The panicked selling of the Mad Max world reached such extreme levels that Rep. Maxine Waters, D-Calif., predicted 170 million jobs, roughly 30 million more jobs than exist in the country, would be lost. Shaving what amounts to a rounding error off the rate of increase in yearly government spending was so bad not only would we lose every job we have, sequestration would create 30 million more jobs just to lose them too. Snake oil salesmen were blushing in their graves.

Waters made a gaffe, but the absurdity of it didn’t dwarf the absurdity of the President’s claims; it fit in like a Legos snap together — like it belonged there.

The American people are busy and tend not to pay attention to government actions, but they do see a steady stream of reports of government waste, expensive parties and all manner of waste that makes its way to lunch break conversation. The idea of a minor decrease in the amount of increase in government spending causing end-times is laughable to everyone who has more IQ points than teeth.

That common-sense intelligence was the Achilles heel for President Obama’s failed messaging.

On Friday the president launched a new scare tactic. He said, “So every time that we get a piece of economic news, over the next month, next two months, next six months, as long as the sequester is in place, we’ll know that that economic news could have been better if Congress had not failed to act.” This is his self-granted “get out of blame free” card. Anything bad that happens economically, no matter what it is or when, throughout the rest of his term is not his fault, it’s Republicans fault for not caving on sequester.

The media will be only too happy to enable this meme.

But now that we’ve survived Armageddon, there was something else the president said Friday that Republicans should find interesting. Reductions in government spending, he said, will cause ripples throughout the economy. “Layoffs and pay cuts mean that people have less money in their pockets, and that means that they have less money to spend at local businesses. That means lower profits. That means fewer hires,” he warned.

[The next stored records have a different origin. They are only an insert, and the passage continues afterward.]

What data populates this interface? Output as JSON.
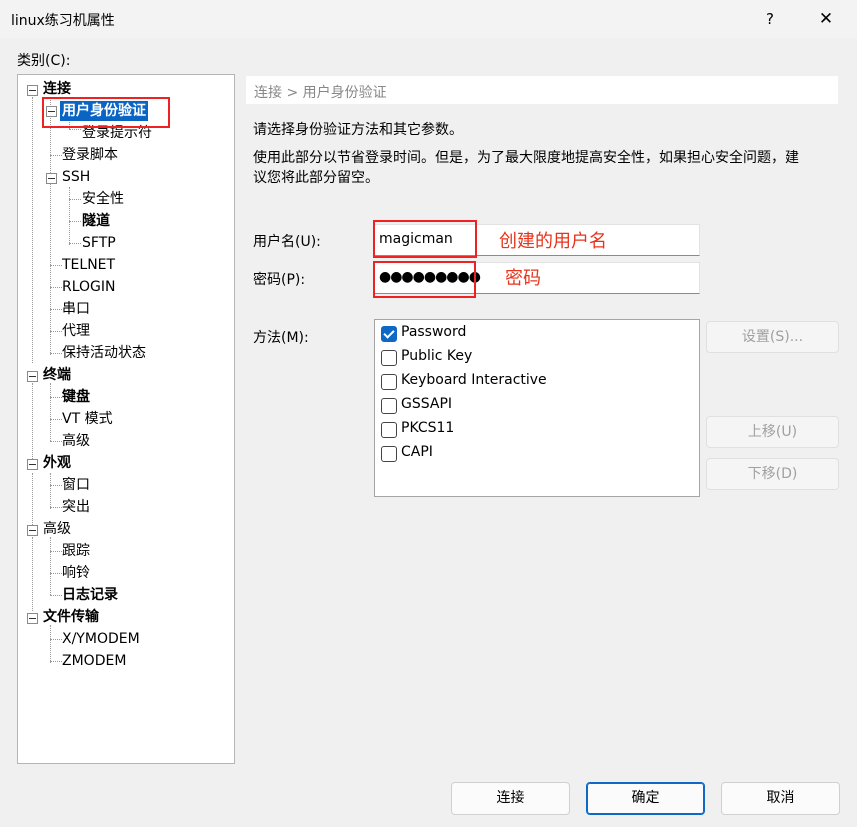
{
  "window": {
    "title": "linux练习机属性",
    "help": "?",
    "close": "✕"
  },
  "category_label": "类别(C):",
  "tree": [
    "连接",
    "用户身份验证",
    "登录提示符",
    "登录脚本",
    "SSH",
    "安全性",
    "隧道",
    "SFTP",
    "TELNET",
    "RLOGIN",
    "串口",
    "代理",
    "保持活动状态",
    "终端",
    "键盘",
    "VT 模式",
    "高级",
    "外观",
    "窗口",
    "突出",
    "高级",
    "跟踪",
    "响铃",
    "日志记录",
    "文件传输",
    "X/YMODEM",
    "ZMODEM"
  ],
  "breadcrumb": "连接 > 用户身份验证",
  "description1": "请选择身份验证方法和其它参数。",
  "description2_line1": "使用此部分以节省登录时间。但是，为了最大限度地提高安全性，如果担心安全问题，建",
  "description2_line2": "议您将此部分留空。",
  "username": {
    "label": "用户名(U):",
    "value": "magicman",
    "annotation": "创建的用户名"
  },
  "password": {
    "label": "密码(P):",
    "value": "●●●●●●●●●",
    "annotation": "密码"
  },
  "method": {
    "label": "方法(M):",
    "options": [
      {
        "label": "Password",
        "checked": true
      },
      {
        "label": "Public Key",
        "checked": false
      },
      {
        "label": "Keyboard Interactive",
        "checked": false
      },
      {
        "label": "GSSAPI",
        "checked": false
      },
      {
        "label": "PKCS11",
        "checked": false
      },
      {
        "label": "CAPI",
        "checked": false
      }
    ]
  },
  "buttons": {
    "settings": "设置(S)...",
    "move_up": "上移(U)",
    "move_down": "下移(D)"
  },
  "footer": {
    "connect": "连接",
    "ok": "确定",
    "cancel": "取消"
  }
}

Reread that paragraph and replace “reductions in government spending” with “higher taxes” in your mind. That’s nearly a full-throated endorsement of supply-side economics and a better, clearer argument against Obama’s tax hikes — both past successes and future attempts — than any Republican has made in years.

As Americans slowly emerge from their doomsday bunkers and sift through their stockpiled canned goods, it’s good to remember this moment for a number of reasons and lessons there to learn. Democrats will always overplay their hand because it’s based on an emotional appeal to fear. It’s a tough card to trump, but it can be done by using their words against them and reminding people of their false prophecies of the past. Chicken Little lost her credibility for a reason.